Sanders listed a host of his priorities that he said the party must work to achieve, including a $15 federal minimum wage, breaking up the largest financial institutions, a ban on fracking, defeat of the Trans-Pacific Partnership trade deal, expanding Social Security, and, in the wake of last weekend’s mass shooting in Orlando, Fla., an assault weapons ban.

He said his call for a political revolution means that “at every level, we continue the fight to make our society a nation of economic, social, racial and environmental justice.”

Sanders also called for a 50-state strategy for the Democratic Party. He accused current party leaders of turning their backs on dozens of states and allowing right-wing politicians to win in some states with virtually no opposition. The party must recruit quality candidates In states Democrats have ignored, and provide them with resources, Sanders said.

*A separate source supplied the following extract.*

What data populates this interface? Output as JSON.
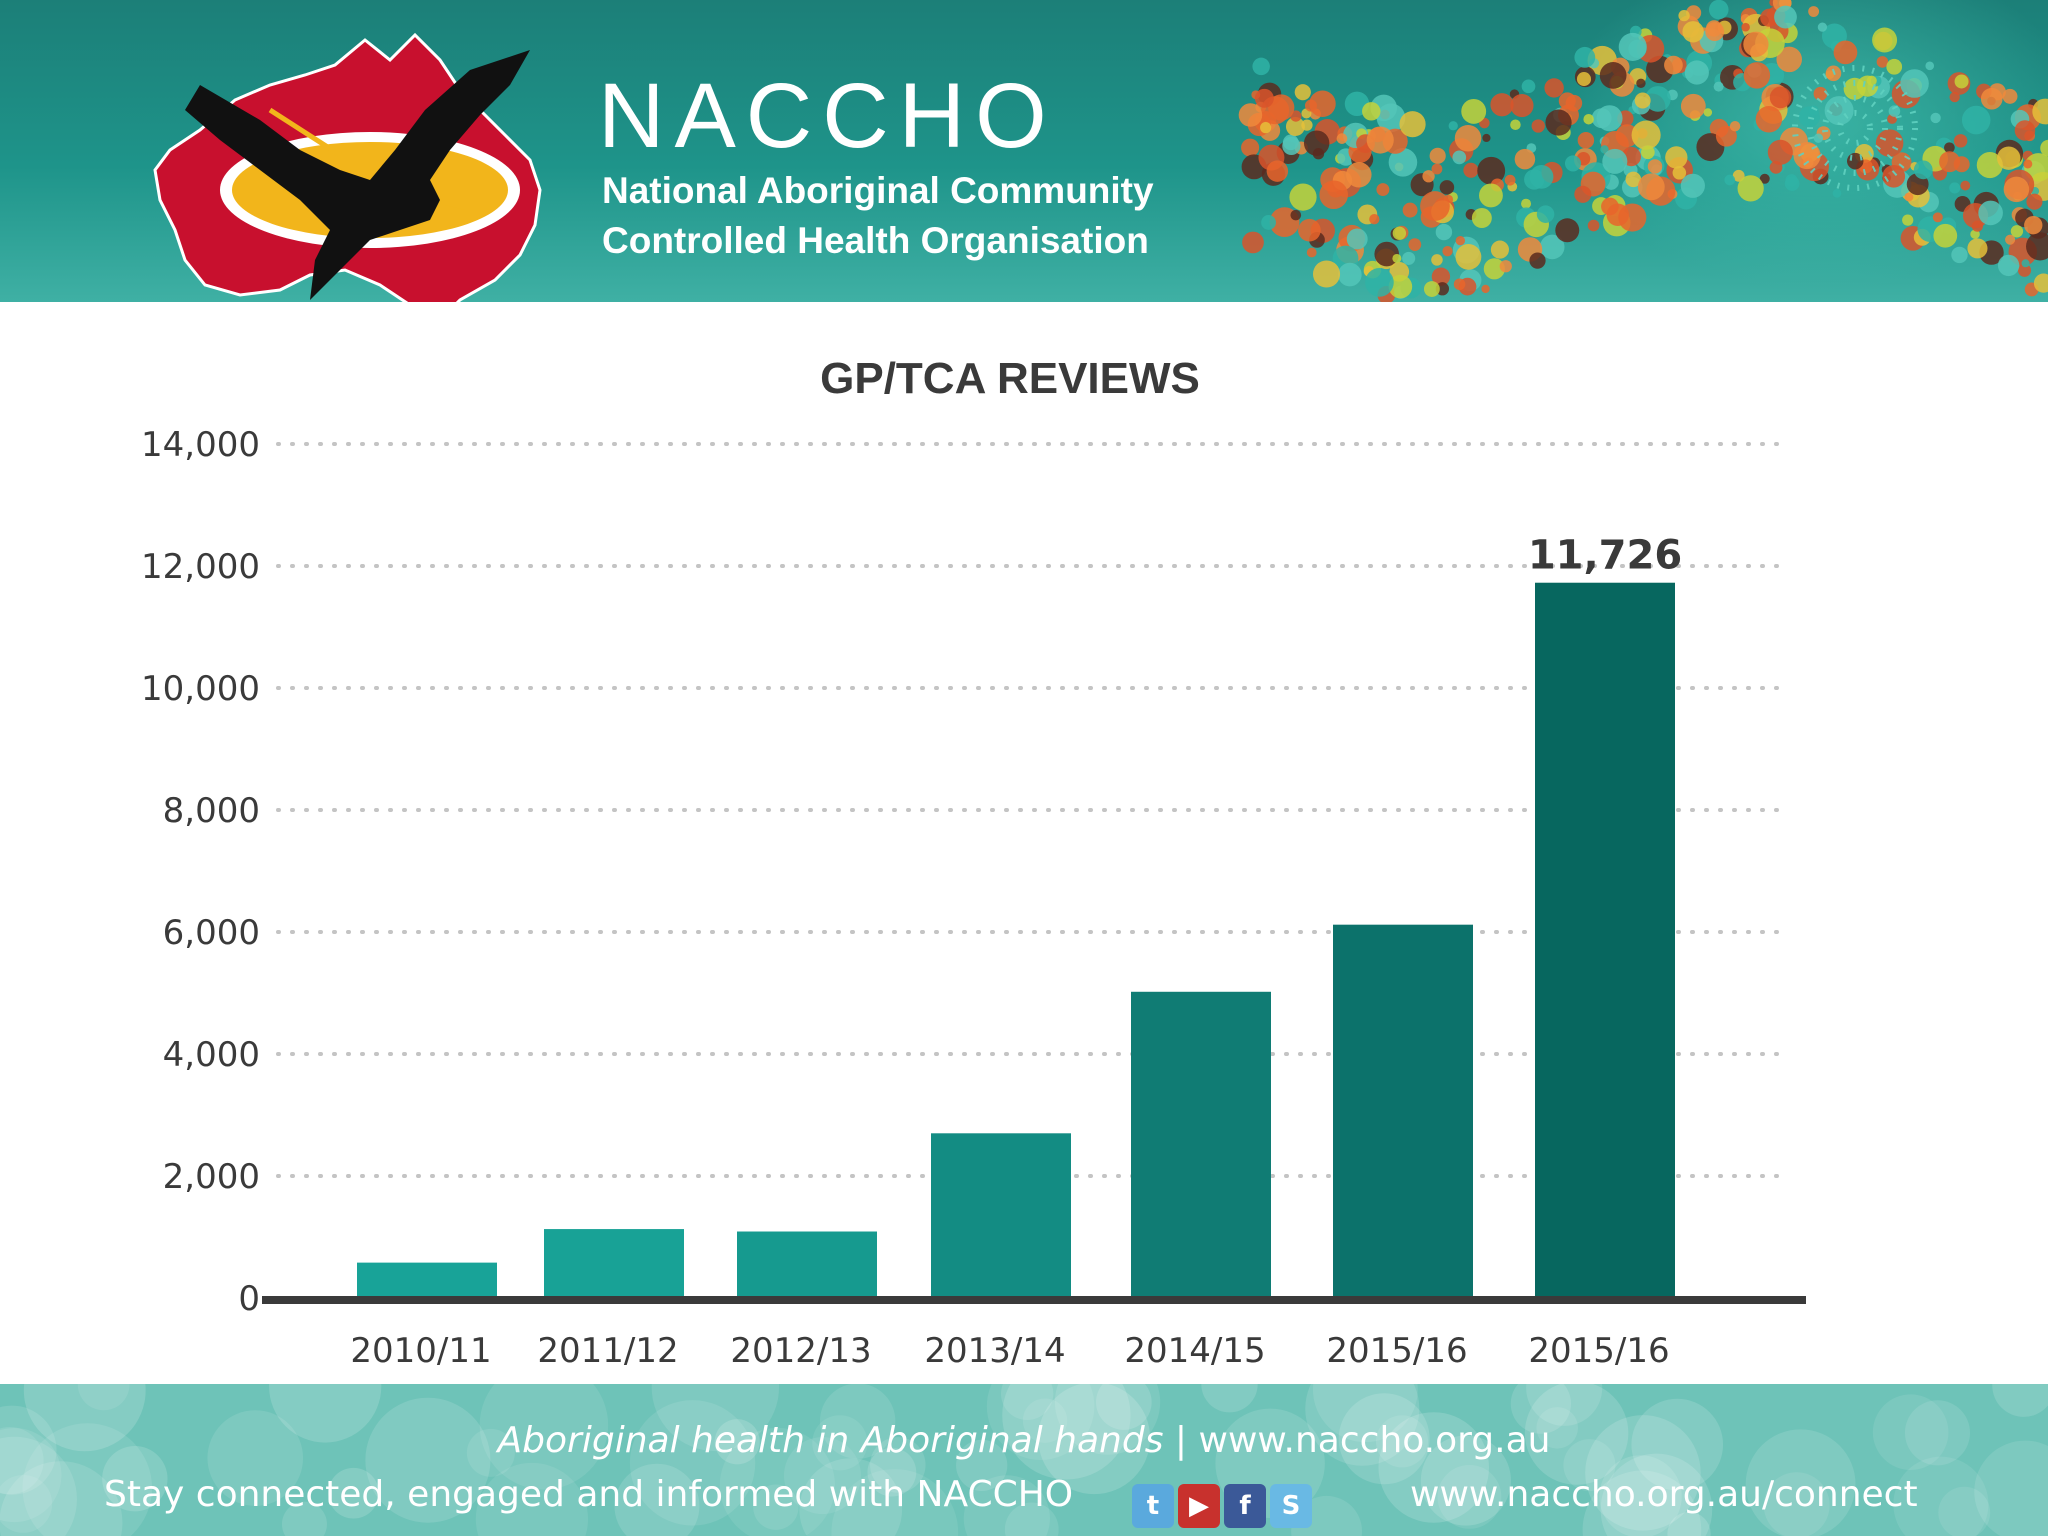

“The Democratic Party needs leadership which is prepared to open its doors and welcome into its ranks working people and young people,” he said. “That is the energy that we need to transform the Democratic Party, take on the special interests and transform our country.”

He asked his supporters to visit his website at berniesanders.com/win to learn about running for office.

“We need a new generation of people actively involved in public service who are prepared to provide the quality of life the American people deserve,” he said.

Though Sanders hasn’t conceded the Democratic nomination race, he hasn’t spoken of winning it since Clinton defeated him in California’s primary on June 7.

“We are going to take our campaign to the convention with the full understanding that we’re very good in arithmetic and we know who has received the most votes up to now,” Sanders said Sunday evening after meeting with his advisers.

On Tuesday, Sanders called for a “fundamental transformation” of the Democratic Party that would include new leadership at the Democratic National Committee, electoral reform and a progressive agenda focused on helping working people and the poor. He called for open primaries – in which independents could vote for Democratic candidates – and for doing away with superdelegates, the party leaders and elected officials who may vote for the candidate of their choice at the national convention.